For the second case, x0 needs to contain ENOTCAPABLE / ECAPMODE so that code around it can work well with graceful fallback (e.g. we're failing because of cap mode, try an openat thing instead).  For the first case, we want the original x0 and *may* replace the return value with a success value if we emulate correctly but may also pass it on for the wrapped code to try its own emulation.

The nice thing is that anything in the first category is definitely writing architecture-specific (and os-specific) code and so can look in x9.  I'm not sure when the extra value in x10 is useful.  If x9 is set unconditionally for capsicum-triggered SIGTRAP in newer kernels, you still can't use a value in x10 to detect whether it's happened because, if it hasn't, x10 may still have whatever value you choose as a marker, left over from whatever the caller put in there.
Comment 5 David Chisnall freebsd_committer 2023-09-19 08:55:29 UTC
I'm not sure what the `mc->mc_gpregs.gp_elr` modification is for in the link register.  The PC is set to the instruction after the syscall return in the signal handler and so you shouldn't need to skip any instructions.
Comment 6 Kyle Evans freebsd_committer 2023-09-19 14:20:04 UTC
(In reply to David Chisnall from comment #5)

heh, sorry, yeah- that was a remnant from playing with other signal scenarios from a while ago where elr's not necessarily advanced (e.g., __builtin_trap())
Comment 7 Kyle Evans freebsd_committer 2023-09-19 15:43:03 UTC
(In reply to David Chisnall from comment #4)

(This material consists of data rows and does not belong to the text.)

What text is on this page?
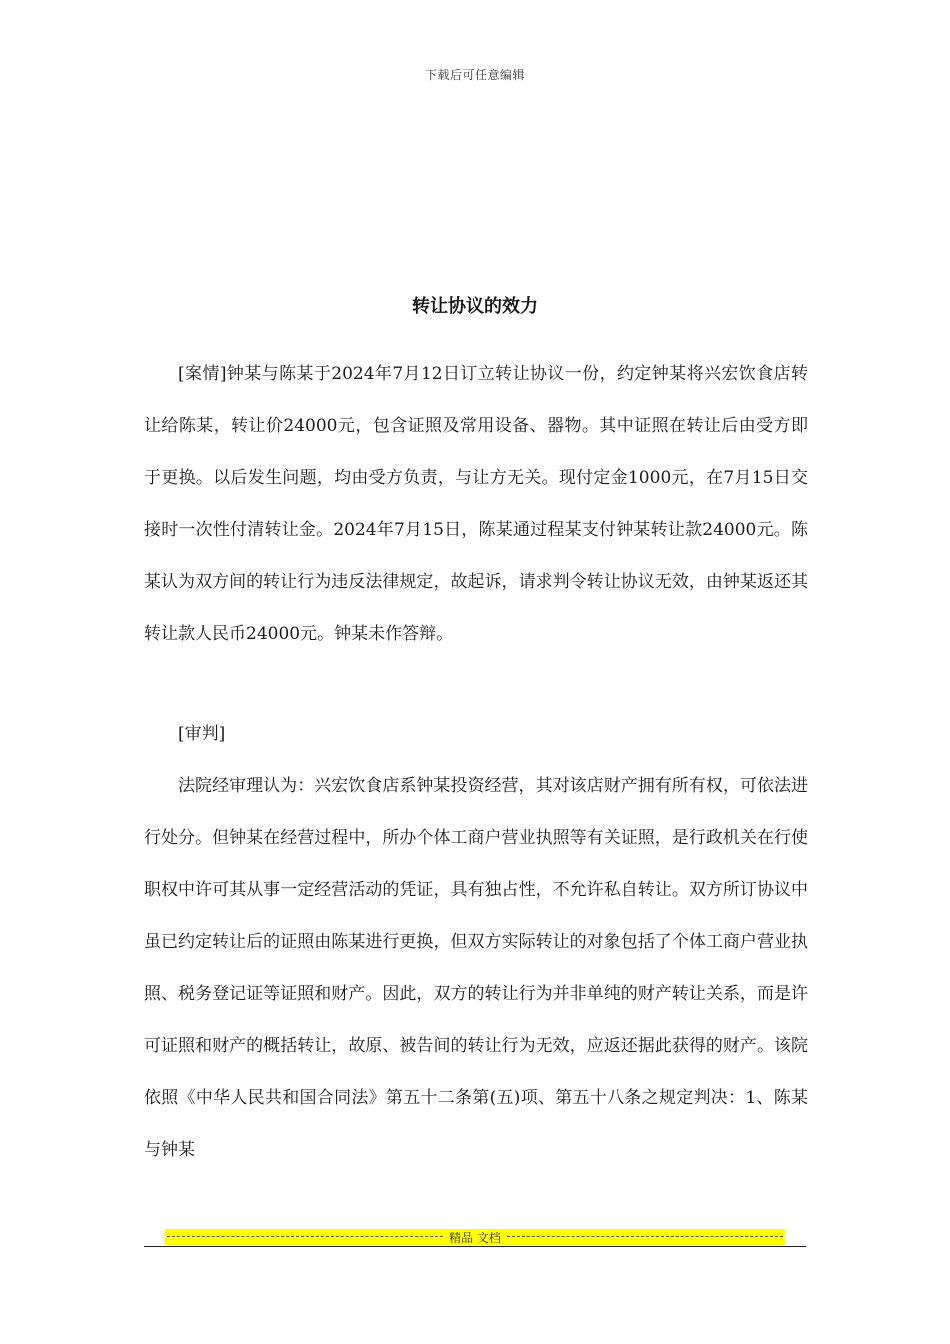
下载后可任意编辑
转让协议的效力

[案情]钟某与陈某于2024年7月12日订立转让协议一份，约定钟某将兴宏饮食店转让给陈某，转让价24000元，包含证照及常用设备、器物。其中证照在转让后由受方即于更换。以后发生问题，均由受方负责，与让方无关。现付定金1000元，在7月15日交接时一次性付清转让金。2024年7月15日，陈某通过程某支付钟某转让款24000元。陈某认为双方间的转让行为违反法律规定，故起诉，请求判令转让协议无效，由钟某返还其转让款人民币24000元。钟某未作答辩。

[审判]

法院经审理认为：兴宏饮食店系钟某投资经营，其对该店财产拥有所有权，可依法进行处分。但钟某在经营过程中，所办个体工商户营业执照等有关证照，是行政机关在行使职权中许可其从事一定经营活动的凭证，具有独占性，不允许私自转让。双方所订协议中虽已约定转让后的证照由陈某进行更换，但双方实际转让的对象包括了个体工商户营业执照、税务登记证等证照和财产。因此，双方的转让行为并非单纯的财产转让关系，而是许可证照和财产的概括转让，故原、被告间的转让行为无效，应返还据此获得的财产。该院依照《中华人民共和国合同法》第五十二条第(五)项、第五十八条之规定判决：1、陈某与钟某

精品 文档
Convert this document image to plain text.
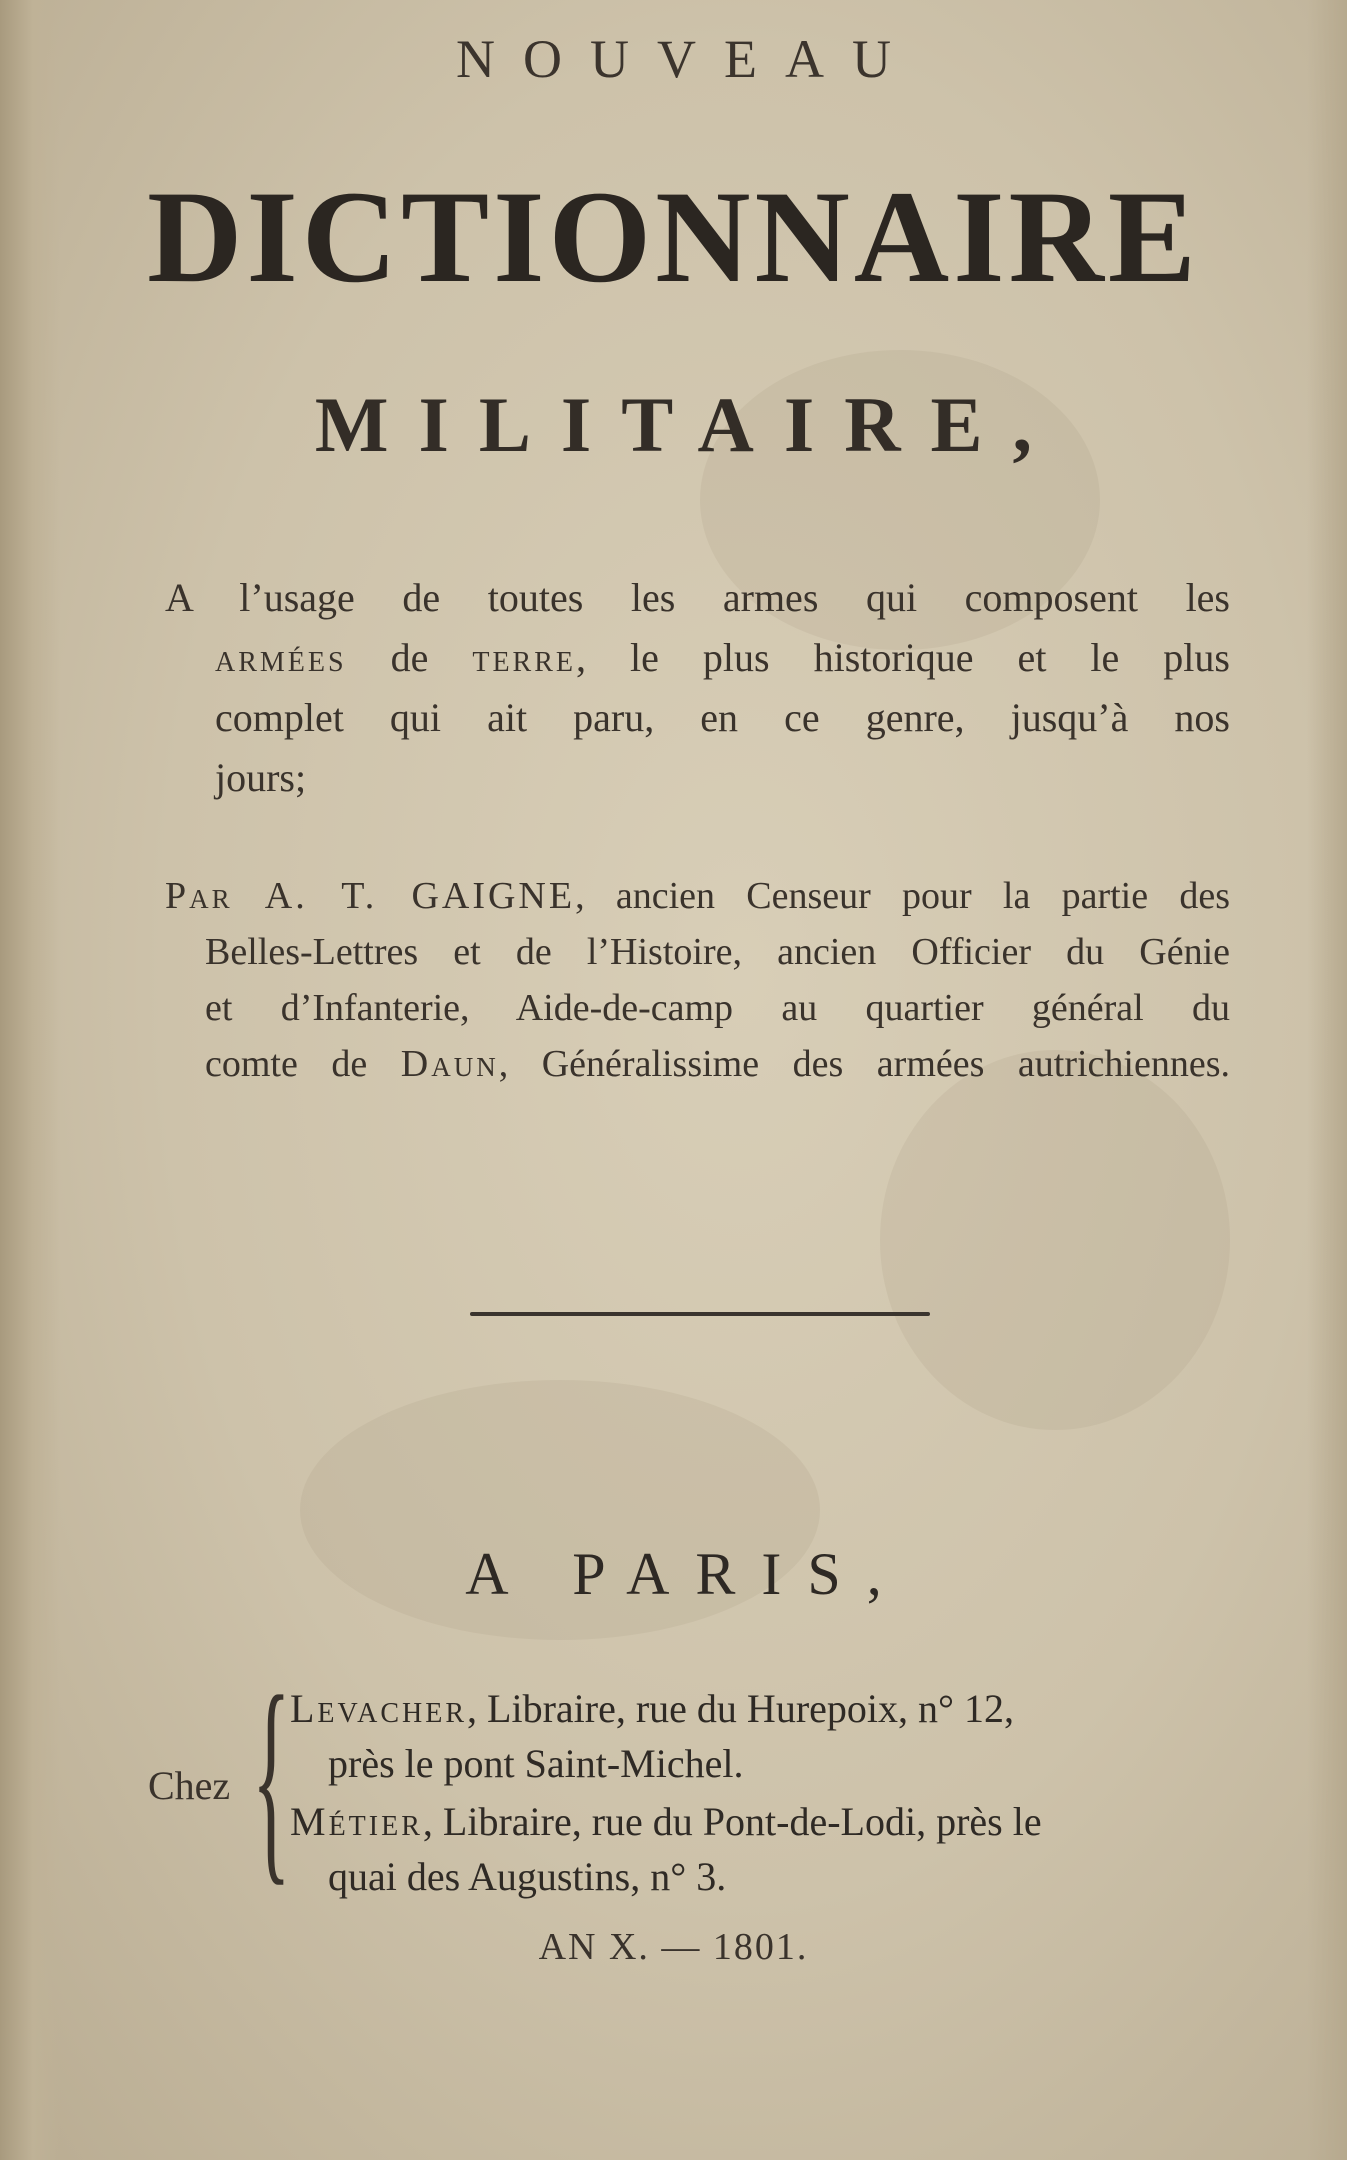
NOUVEAU
DICTIONNAIRE
MILITAIRE,
A l’usage de toutes les armes qui composent les
armées de terre, le plus historique et le plus
complet qui ait paru, en ce genre, jusqu’à nos
jours;
Par A. T. GAIGNE, ancien Censeur pour la partie des
Belles-Lettres et de l’Histoire, ancien Officier du Génie
et d’Infanterie, Aide-de-camp au quartier général du
comte de Daun, Généralissime des armées autrichiennes.
A PARIS,
Chez { Levacher, Libraire, rue du Hurepoix, n° 12,
près le pont Saint-Michel.
Métier, Libraire, rue du Pont-de-Lodi, près le
quai des Augustins, n° 3.
AN X. — 1801.
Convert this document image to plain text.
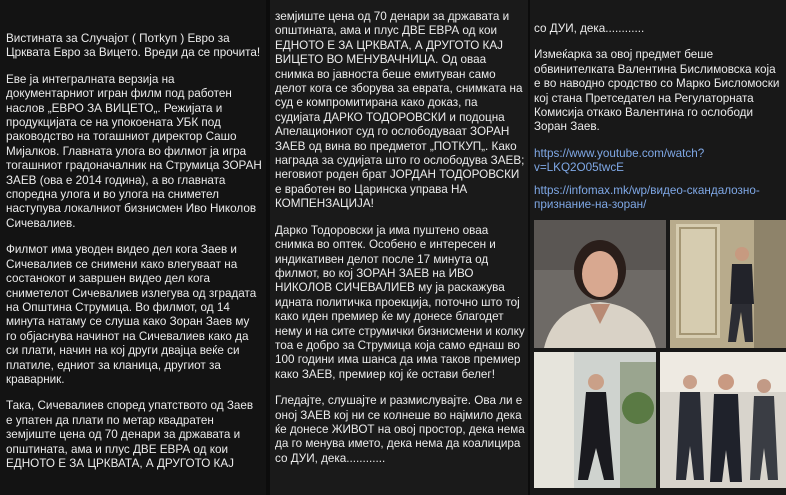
Вистината за Случајот ( Потkуп ) Евро за Црквата Евро за Вицето. Вреди да се прочита!

Еве ја интегралната верзија на документарниот игран филм под работен наслов „ЕВРО ЗА ВИЦЕТО„. Режијата и продукцијата се на упокоената УБК под раководство на тогашниот директор Сашо Мијалков. Главната улога во филмот ја игра тогашниот градоначалник на Струмица ЗОРАН ЗАЕВ (ова е 2014 година), а во главната споредна улога и во улога на сниметел наступува локалниот бизнисмен Иво Николов Сичевалиев.

Филмот има уводен видео дел кога Заев и Сичевалиев се снимени како влегуваат на состанокот и завршен видео дел кога сниметелот Сичевалиев излегува од зградата на Општина Струмица. Во филмот, од 14 минута натаму се слуша како Зоран Заев му го објаснува начинот на Сичевалиев како да си плати, начин на кој други двајца веќе си платиле, едниот за кланица, другиот за краварник.

Така, Сичевалиев според упатството од Заев е упатен да плати по метар квадратен земјиште цена од 70 денари за државата и општината, ама и плус ДВЕ ЕВРА од кои ЕДНОТО Е ЗА ЦРКВАТА, А ДРУГОТО КАЈ

земјиште цена од 70 денари за државата и општината, ама и плус ДВЕ ЕВРА од кои ЕДНОТО Е ЗА ЦРКВАТА, А ДРУГОТО КАЈ ВИЦЕТО ВО МЕНУВАЧНИЦА. Од оваа снимка во јавноста беше емитуван само делот кога се зборува за еврата, снимката на суд е компромитирана како доказ, па судијата ДАРКО ТОДОРОВСКИ и подоцна Апелациониот суд го ослободуваат ЗОРАН ЗАЕВ од вина во предметот „ПОТКУП„. Како награда за судијата што го ослободува ЗАЕВ; неговиот роден брат ЈОРДАН ТОДОРОВСКИ е вработен во Царинска управа НА КОМПЕНЗАЦИЈА!

Дарко Тодоровски ја има пуштено оваа снимка во оптек. Особено е интересен и индикативен делот после 17 минута од филмот, во кој ЗОРАН ЗАЕВ на ИВО НИКОЛОВ СИЧЕВАЛИЕВ му ја раскажува идната политичка проекција, поточно што тој како иден премиер ќе му донесе благодет нему и на сите струмички бизнисмени и колку тоа е добро за Струмица која само еднаш во 100 години има шанса да има таков премиер како ЗАЕВ, премиер кој ќе остави белег!

Гледајте, слушајте и размислувајте. Ова ли е оној ЗАЕВ кој ни се колнеше во најмило дека ќе донесе ЖИВОТ на овој простор, дека нема да го менува името, дека нема да коалицира со ДУИ, дека............

со ДУИ, дека............

Измеќарка за овој предмет беше обвинителката Валентина Бислимовска која е во наводно сродство со Марко Бисломоски кој стана Претседател на Регулаторната Комисија откако Валентина го ослободи Зоран Заев.

https://www.youtube.com/watch?v=LKQ2O05twcE

https://infomax.mk/wp/видео-скандалозно-признание-на-зоран/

re: x10, I was mainly proposing its use within the kernel to decide what it needs to do with x0/x9, not something that an application can rely on. I'm not sure that we have anywhere else useful in the trapframe to smuggle that kind of indication through from beginning to end of syscall handling.
Comment 8 David Chisnall freebsd_committer 2023-09-19 15:59:31 UTC
(In reply to Kyle Evans from comment #7)
I think if syscall entry copies x0 of x9 in the trap frame, then no other code needs to care.  The calling convention for the syscall says that x9 is allowed to be clobbered, so nothing on the caller side may rely on it being stable.  If there isn't a signal, it's just a callee-save register that changed as permitted.  If there is a signal, the signal handler can pick it up.